Bref la question qui se pose est : comment faire pour que la création artistique et le Beau aient à nouveau droit de cité au lieu d’être de facto interdits ?

Jean Robin : …et soient financés …

K. M. Il faut qu’il le soient. Il y a toujours quelqu’un qui finance. Chez les Grecs, c’était la cité ce qui parfois soulevait des vagues. Il y eut ainsi des Athéniens qui trouvaient que le programme de Périclès coûtait trop cher. Alors ce grand homme répondit : si vous ne voulez pas payer, je le ferai moi-même de mes propres deniers mais sur le Parthénon et sous la statue chriséléphantine  sera gravée l’inscription « Ex Voto de Périclès ». Les protestations furent alors unanimes et on n’en parla plus.
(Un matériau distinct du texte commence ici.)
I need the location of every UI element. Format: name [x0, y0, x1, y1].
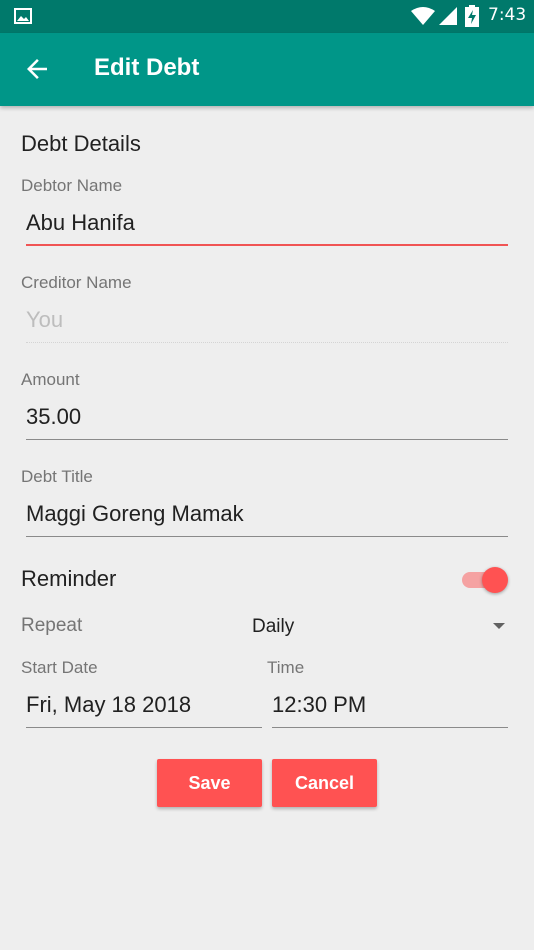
- amount-field[interactable]: 35.00: [26, 400, 508, 440]
- status-bar: 7:43: [0, 0, 534, 33]
- reminder-title: Reminder: [21, 566, 117, 591]
- debt-title-field[interactable]: Maggi Goreng Mamak: [26, 497, 508, 537]
- save-button[interactable]: Save: [157, 759, 262, 807]
- dropdown-arrow-icon: [493, 623, 505, 629]
- time-label: Time: [267, 658, 305, 677]
- switch-thumb: [482, 567, 508, 593]
- signal-icon: [439, 7, 457, 25]
- repeat-label: Repeat: [21, 615, 83, 636]
- battery-charging-icon: [465, 5, 479, 27]
- arrow-back-icon[interactable]: [22, 54, 52, 84]
- wifi-icon: [411, 7, 435, 25]
- reminder-switch[interactable]: [462, 565, 510, 593]
- page-title: Edit Debt: [94, 54, 200, 81]
- repeat-value: Daily: [252, 616, 295, 637]
- app-bar: Edit Debt: [0, 33, 534, 106]
- creditor-name-label: Creditor Name: [21, 273, 132, 292]
- start-date-field[interactable]: Fri, May 18 2018: [26, 688, 262, 728]
- debtor-name-label: Debtor Name: [21, 176, 123, 195]
- time-field[interactable]: 12:30 PM: [272, 688, 508, 728]
- repeat-dropdown[interactable]: Daily: [240, 612, 512, 642]
- creditor-name-field: You: [26, 303, 508, 343]
- debt-title-label: Debt Title: [21, 467, 93, 486]
- status-clock: 7:43: [488, 5, 527, 25]
- start-date-label: Start Date: [21, 658, 98, 677]
- gallery-icon: [14, 8, 32, 24]
- cancel-button[interactable]: Cancel: [272, 759, 377, 807]
- amount-label: Amount: [21, 370, 80, 389]
- section-title-debt-details: Debt Details: [21, 131, 141, 156]
- debtor-name-field[interactable]: Abu Hanifa: [26, 206, 508, 246]
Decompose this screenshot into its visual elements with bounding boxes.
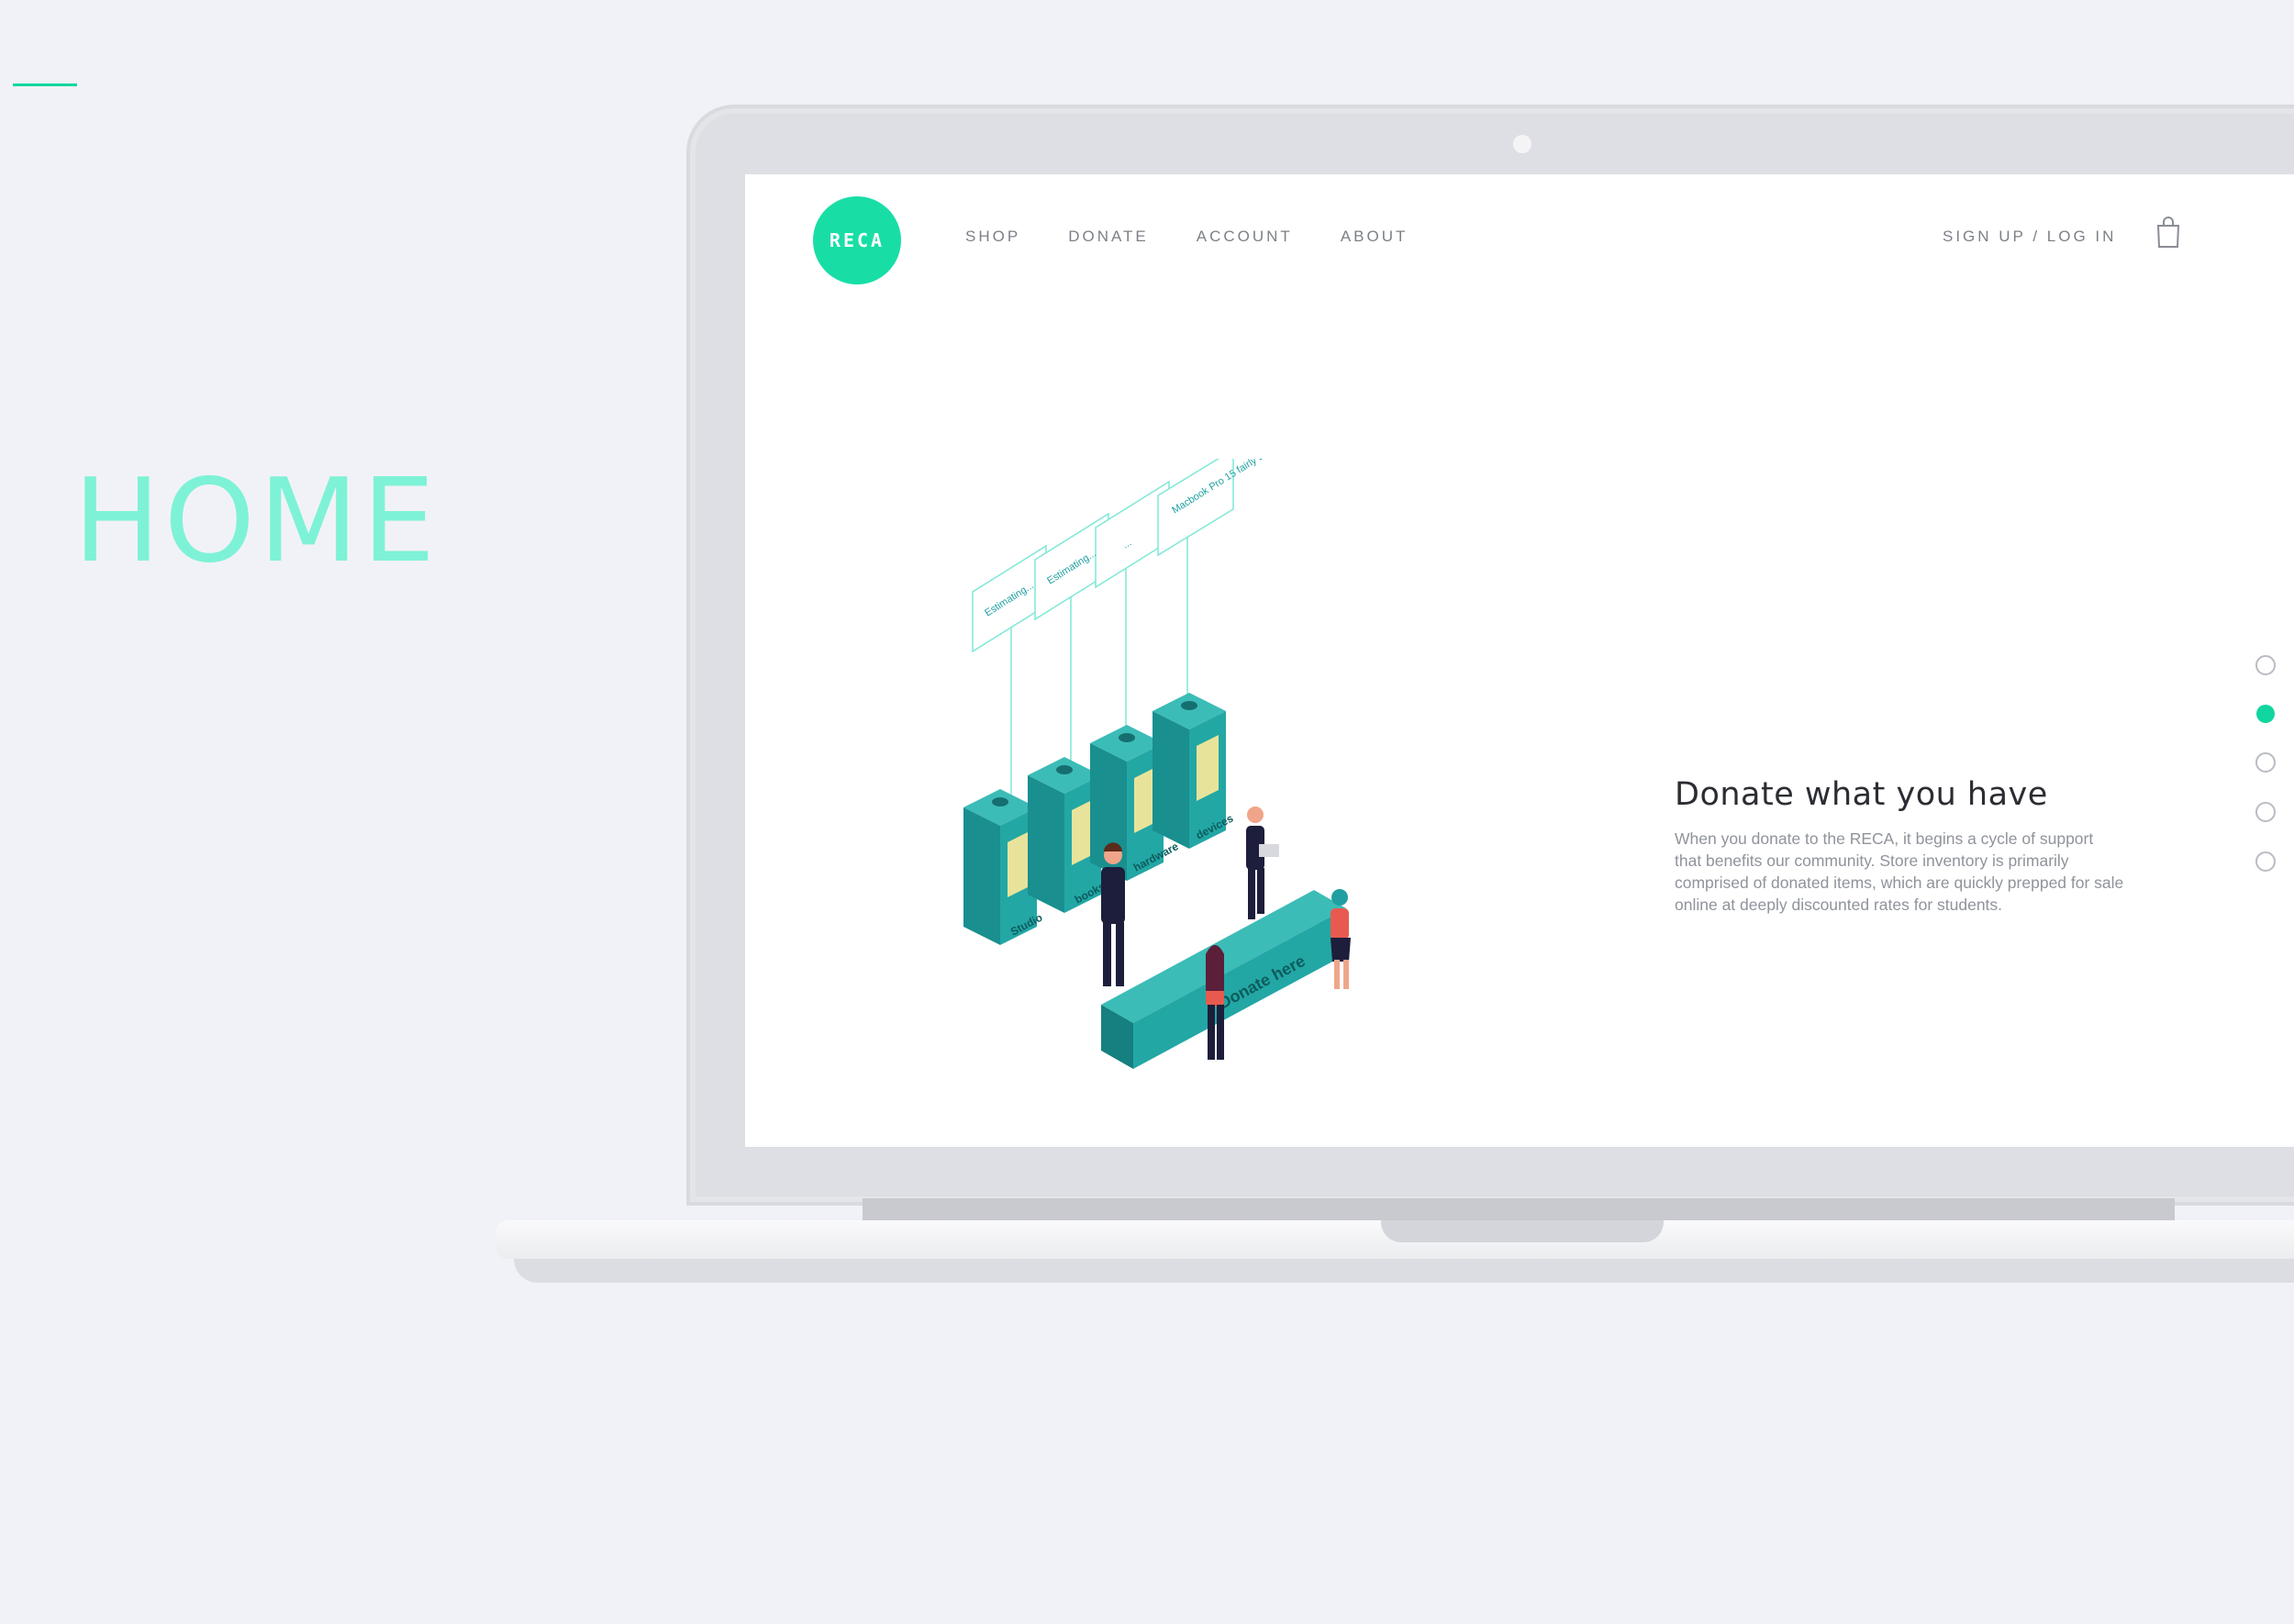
section-title: HOME	[73, 453, 440, 588]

Jean Robin : c’est le grand capital qui paye pour la conservation du patrimoine alors que l’Etat ne finance que « l’art contemporain ».

K. M. Il est vrai que l’Etat ou les responsables politiques locaux (tel Estrosi à Nice) défigurent nos villes au nom du soutien à « l’art contemporain » en érigeant sur les places publiques des tas de ferraille. Mais globalement, ce sont les méga-collectionneurs privés (comme Pinault ou Arnault) qui achètent l’art contemporain et en imposent la promotion. L’Etat n’a pas les moyens d’acheter les « œuvres » les plus cotées. Ce dont il fait l’acquisition (à New York plutôt qu’à Paris) c’est du second choix. Il n’empêche que les prix déboursés avec l’argent du contribuable sont tellement exorbitants qu’on les tient secrets.

Freysinger : On est passé du mécénat désintéressé au sponsoring pour lequel il y a un « retour sur investissement ».